Time scale modification is used as part of a resampling algorithm or for variable speed playback in general. Variable speed playback can slow down messages in voicemail and recordings of court proceedings for stenographers, or speed things up (compress information) for bursty transmissions through unreliable channels.
VOCAL offers a Variable Speed Playback (or Pitch Corrected Rate Converter) as part of its voice solutions. Variable Speed Playback is a time scale modification which can slow down or speed up a sample stream while keeping the sampling rate and pitch intact.
Resampling is not just a process of decimation or interpolation in the time domain. By doing so, you will decrease or increase the pitch by the decimation or interpolation factor respectively. To effectively scale time, you need to incorporate this pitch change into an algorithm that can correct for it.
Resampling Algorithms
Multiple standard techniques are already available in the literature for just this problem. Such examples are Synchronized Overlap and Add (SOLA), Pitch Synchronized Overlap and Add (PSOLA), Weighted Similarity Overlap and Add (WSOLA) and the standard Phase Vocoder. The most effective of which is WSOLA for its high quality results and computational simplicity.

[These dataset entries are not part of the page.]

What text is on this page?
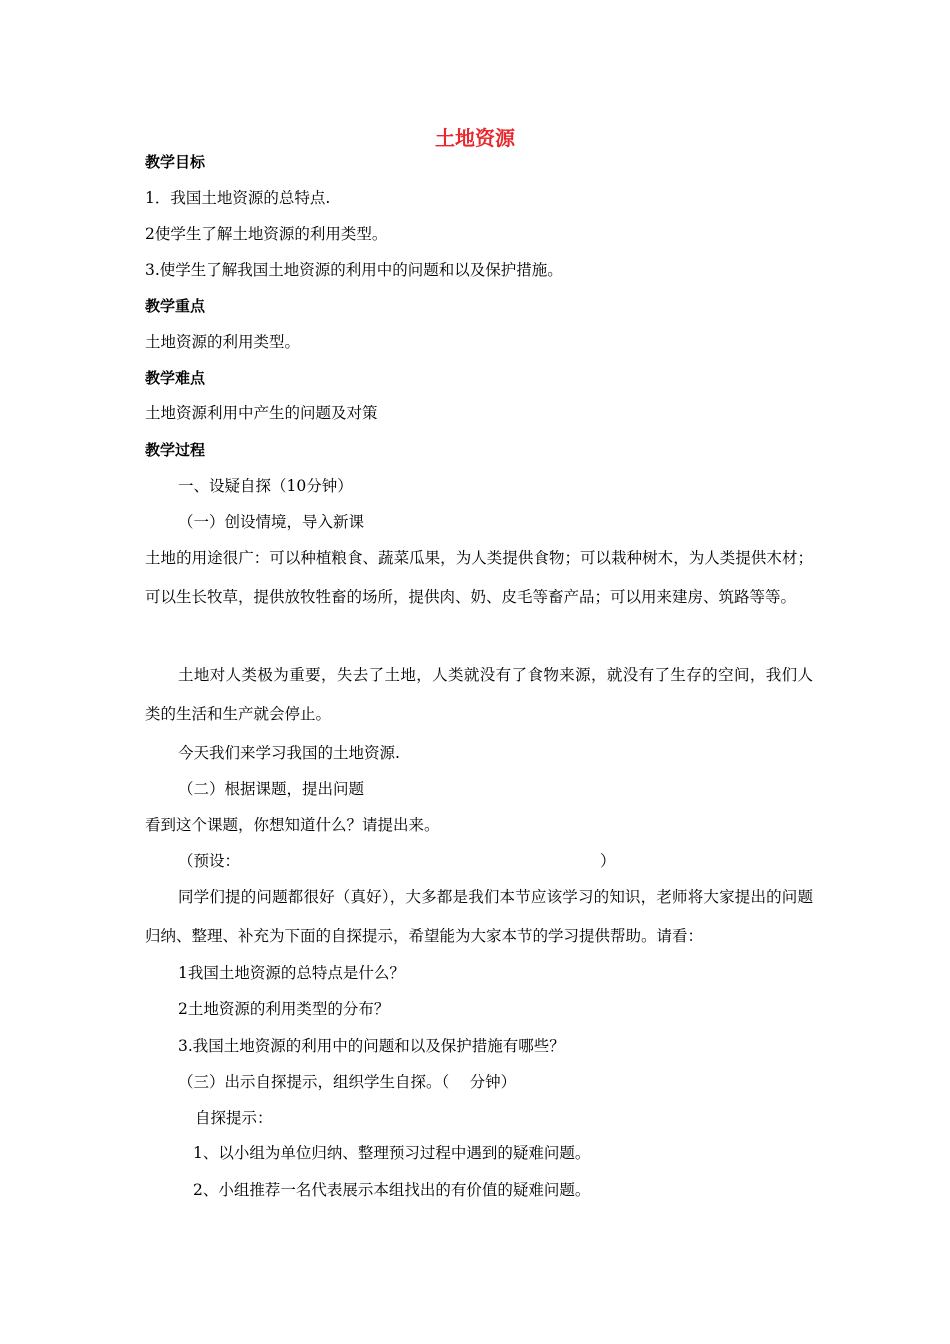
土地资源
教学目标
1．我国土地资源的总特点.
2使学生了解土地资源的利用类型。
3.使学生了解我国土地资源的利用中的问题和以及保护措施。
教学重点
土地资源的利用类型。
教学难点
土地资源利用中产生的问题及对策
教学过程
一、设疑自探（10分钟）
（一）创设情境，导入新课
土地的用途很广：可以种植粮食、蔬菜瓜果，为人类提供食物；可以栽种树木，为人类提供木材；可以生长牧草，提供放牧牲畜的场所，提供肉、奶、皮毛等畜产品；可以用来建房、筑路等等。
土地对人类极为重要，失去了土地，人类就没有了食物来源，就没有了生存的空间，我们人类的生活和生产就会停止。
今天我们来学习我国的土地资源.
（二）根据课题，提出问题
看到这个课题，你想知道什么？请提出来。
（预设：	）
同学们提的问题都很好（真好），大多都是我们本节应该学习的知识，老师将大家提出的问题归纳、整理、补充为下面的自探提示，希望能为大家本节的学习提供帮助。请看：
1我国土地资源的总特点是什么？
2土地资源的利用类型的分布？
3.我国土地资源的利用中的问题和以及保护措施有哪些？
（三）出示自探提示，组织学生自探。（　 分钟）
自探提示：
1、以小组为单位归纳、整理预习过程中遇到的疑难问题。
2、小组推荐一名代表展示本组找出的有价值的疑难问题。
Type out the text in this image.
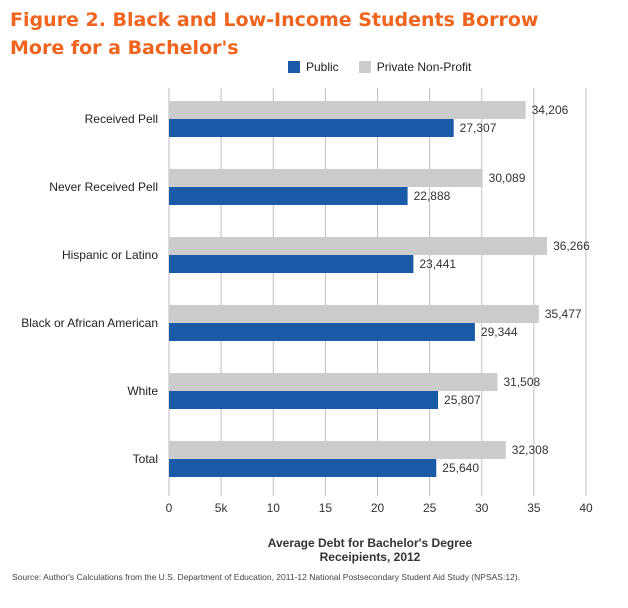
Figure 2. Black and Low-Income Students Borrow
More for a Bachelor's
Public	Private Non-Profit
0	5k	10	15	20	25	30	35	40
Received Pell
34,206
27,307
Never Received Pell
30,089
22,888
Hispanic or Latino
36,266
23,441
Black or African American
35,477
29,344
White
31,508
25,807
Total
32,308
25,640
Average Debt for Bachelor's Degree
Receipients, 2012
Source: Author's Calculations from the U.S. Department of Education, 2011-12 National Postsecondary Student Aid Study (NPSAS:12).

WSOLA works by computing a similarity measure between two incoming speech frames. By selecting the index at which the two frames are most similar, WSOLA can then add or delete sections of the speech accordingly. The problem with this method happens during high noise situations. In these situations, the maximum similarity is decreased, and copying many noise frames leads to undesirable long term periodicty in the autocorrelation across these copied frames leading to unnatural tones that are very displeasing. To get around this problem, a VAD can be employed to randomize the phase during periods of noise activity.